RIPE NCC RPKI Test Environment
RIPE NCC RPKI Test Environment
The RIPE NCC RPKI Test Environment is a service provided on a best effort basis, but we try to maximise the availability. In addition, this server is where new beta features are deployed first, so you may encounter some functionality that is not available or that works differently than on the production system. Please contact us at sw-enhancements _at_ ripe _dot_ net if you have any questions or problems.
The Hosted Platform
If you would like to experiment with how Route Origin Authorisations (ROAs) affect your BGP announcements, we provide a hosted test environment in the LIR Portal. It is a mirror of the production service, running on a separate system. Any ROA you create in the test environment will not affect the production dataset.
The ROAs that you create here are published in a different repository, under a separate Trust Anchor:
Copy the text above in a file called "RIPE-NCC-Pilot.tal" and save it into the /conf/tal directory of the RIPE NCC RPKI Validator to use it.

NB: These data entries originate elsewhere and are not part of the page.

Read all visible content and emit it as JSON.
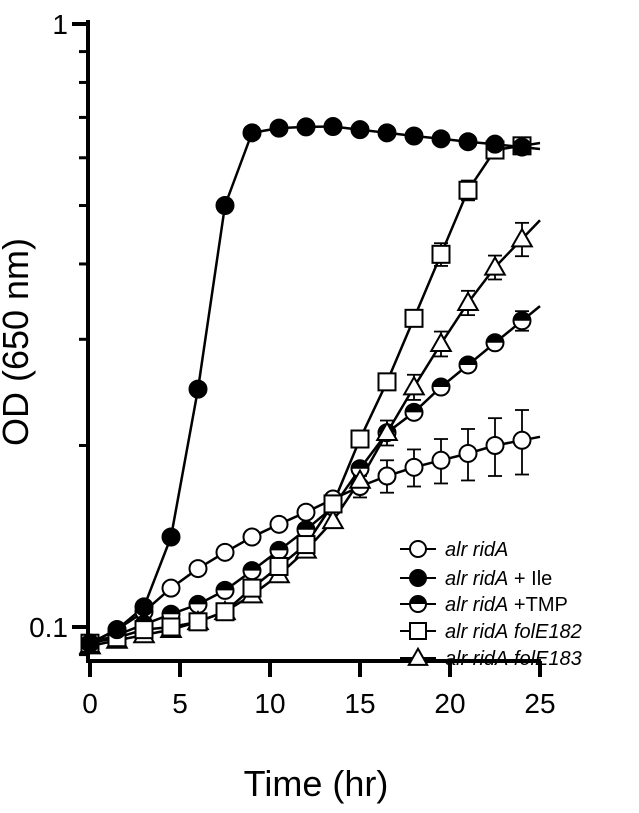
{
  "chart_data": {
    "type": "line",
    "xlabel": "Time (hr)",
    "ylabel": "OD (650 nm)",
    "xlim": [
      0,
      25
    ],
    "ylim": [
      0.08,
      1
    ],
    "y_scale": "log",
    "x_ticks": [
      0,
      5,
      10,
      15,
      20,
      25
    ],
    "x_tick_labels": [
      "0",
      "5",
      "10",
      "15",
      "20",
      "25"
    ],
    "y_ticks": [
      0.1,
      1
    ],
    "y_tick_labels": [
      "0.1",
      "1"
    ],
    "grid": false,
    "legend_position": "bottom-right",
    "series": [
      {
        "name_parts": [
          {
            "text": "alr ridA",
            "italic": true
          }
        ],
        "marker": "circle-open",
        "color": "#000000",
        "x": [
          0,
          1.5,
          3,
          4.5,
          6,
          7.5,
          9,
          10.5,
          12,
          13.5,
          15,
          16.5,
          18,
          19.5,
          21,
          22.5,
          24
        ],
        "y": [
          0.094,
          0.099,
          0.106,
          0.116,
          0.125,
          0.133,
          0.141,
          0.148,
          0.155,
          0.163,
          0.171,
          0.178,
          0.184,
          0.189,
          0.194,
          0.2,
          0.204
        ],
        "err": [
          0,
          0,
          0,
          0,
          0,
          0,
          0,
          0,
          0,
          0,
          0.007,
          0.011,
          0.013,
          0.016,
          0.019,
          0.022,
          0.025
        ]
      },
      {
        "name_parts": [
          {
            "text": "alr ridA",
            "italic": true
          },
          {
            "text": " + Ile",
            "italic": false
          }
        ],
        "marker": "circle-filled",
        "color": "#000000",
        "x": [
          0,
          1.5,
          3,
          4.5,
          6,
          7.5,
          9,
          10.5,
          12,
          13.5,
          15,
          16.5,
          18,
          19.5,
          21,
          22.5,
          24
        ],
        "y": [
          0.094,
          0.099,
          0.108,
          0.141,
          0.248,
          0.5,
          0.66,
          0.672,
          0.675,
          0.676,
          0.668,
          0.66,
          0.652,
          0.645,
          0.638,
          0.632,
          0.625
        ],
        "err": []
      },
      {
        "name_parts": [
          {
            "text": "alr ridA",
            "italic": true
          },
          {
            "text": " +TMP",
            "italic": false
          }
        ],
        "marker": "circle-half",
        "color": "#000000",
        "x": [
          0,
          1.5,
          3,
          4.5,
          6,
          7.5,
          9,
          10.5,
          12,
          13.5,
          15,
          16.5,
          18,
          19.5,
          21,
          22.5,
          24
        ],
        "y": [
          0.094,
          0.097,
          0.101,
          0.105,
          0.109,
          0.115,
          0.124,
          0.134,
          0.145,
          0.158,
          0.183,
          0.21,
          0.227,
          0.25,
          0.272,
          0.296,
          0.322
        ],
        "err": [
          0,
          0,
          0,
          0,
          0,
          0,
          0,
          0,
          0,
          0,
          0,
          0,
          0,
          0,
          0,
          0,
          0.012
        ]
      },
      {
        "name_parts": [
          {
            "text": "alr ridA folE182",
            "italic": true
          }
        ],
        "marker": "square-open",
        "color": "#000000",
        "x": [
          0,
          1.5,
          3,
          4.5,
          6,
          7.5,
          9,
          10.5,
          12,
          13.5,
          15,
          16.5,
          18,
          19.5,
          21,
          22.5,
          24
        ],
        "y": [
          0.094,
          0.096,
          0.099,
          0.1,
          0.102,
          0.106,
          0.116,
          0.126,
          0.137,
          0.16,
          0.205,
          0.255,
          0.325,
          0.415,
          0.53,
          0.618,
          0.628
        ],
        "err": [
          0,
          0,
          0,
          0,
          0,
          0,
          0,
          0,
          0,
          0,
          0,
          0,
          0,
          0.018,
          0.02,
          0.01,
          0.008
        ]
      },
      {
        "name_parts": [
          {
            "text": "alr ridA folE183",
            "italic": true
          }
        ],
        "marker": "triangle-open",
        "color": "#000000",
        "x": [
          0,
          1.5,
          3,
          4.5,
          6,
          7.5,
          9,
          10.5,
          12,
          13.5,
          15,
          16.5,
          18,
          19.5,
          21,
          22.5,
          24
        ],
        "y": [
          0.093,
          0.095,
          0.097,
          0.099,
          0.102,
          0.106,
          0.113,
          0.122,
          0.134,
          0.15,
          0.175,
          0.21,
          0.25,
          0.295,
          0.345,
          0.395,
          0.44
        ],
        "err": [
          0,
          0,
          0,
          0,
          0,
          0,
          0,
          0,
          0,
          0,
          0,
          0.01,
          0.012,
          0.014,
          0.016,
          0.018,
          0.028
        ]
      }
    ]
  }
}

Running Your Own Certificate Authority
We offer members the ability to run their own RPKI Certificate Authority (CA), using the RIPE NCC RPKI Test Environment as a parent. Please note that at this time, the RIPE NCC parent system does not support publication of objects generated by a child CA. This means that you will have to host and publish all objects yourself. If you would like to set up a delegated CA, please follow these steps:
1. Install the rpkid package
From rpki.net, download, build and run the rpkid source code - use platform-specific packages for FreeBSD or Ubuntu or use the VirtualBox appliance image to set up your own CA. The RIPE NCC does not offer support on this third party software package. Please refer to the documentation and support available on rpki.net.
2. Set up rpkid as a child to the RIPE NCC
The set-up procedure for using rpkid as a child to the RIPE NCC as a parent is almost identical to the procedure needed to set up rpkid as a self-hosted, self-publishing child to another rpkid instance. The main difference is in the way identity tokens are exchanged between the systems.
In order to make this work, simply follow all the steps described in the rpkid documentation, with these exceptions:
Uploading your identity.xml to the RIPE NCC
Once you have have generated the identity.xml for your rpkid (myrpki initialize), it will prompt you to send the file to your parent. At this point, follow these steps:
- Make sure that you have an LIR Portal account with the "certification" group enabled. If not, please follow these instructions.
- Go to the RIPE NCC Non-Hosted Test Environment and activate your non-hosted CA.
- Upload the identity.xml file generated by rpkid.
- You will be taken to the "identity page" where you can download the identity.xml file that is generated by the server.
- Use this file for the "configure_parent" command as described in the rpkid documentation.
- Use the xml file generated by myrpki as input to the "configure_publication_client" command.
- Use the xml file generated by "configure_publication_client" as input to the "configure_repository" command.
Re-initialising the system
The RIPE NCC RPKI Test Environment does not offer a way to re-initialise the identity exchange. If something went wrong or you want to restart the process for any reason, please REVOKE your current non-hosted CA by following these steps:
- Open the "identity page" on the Non-Hosted Test Environment.
- Click "REVOKE" to revoke your current Certificate Authority. Note: this step can not be undone!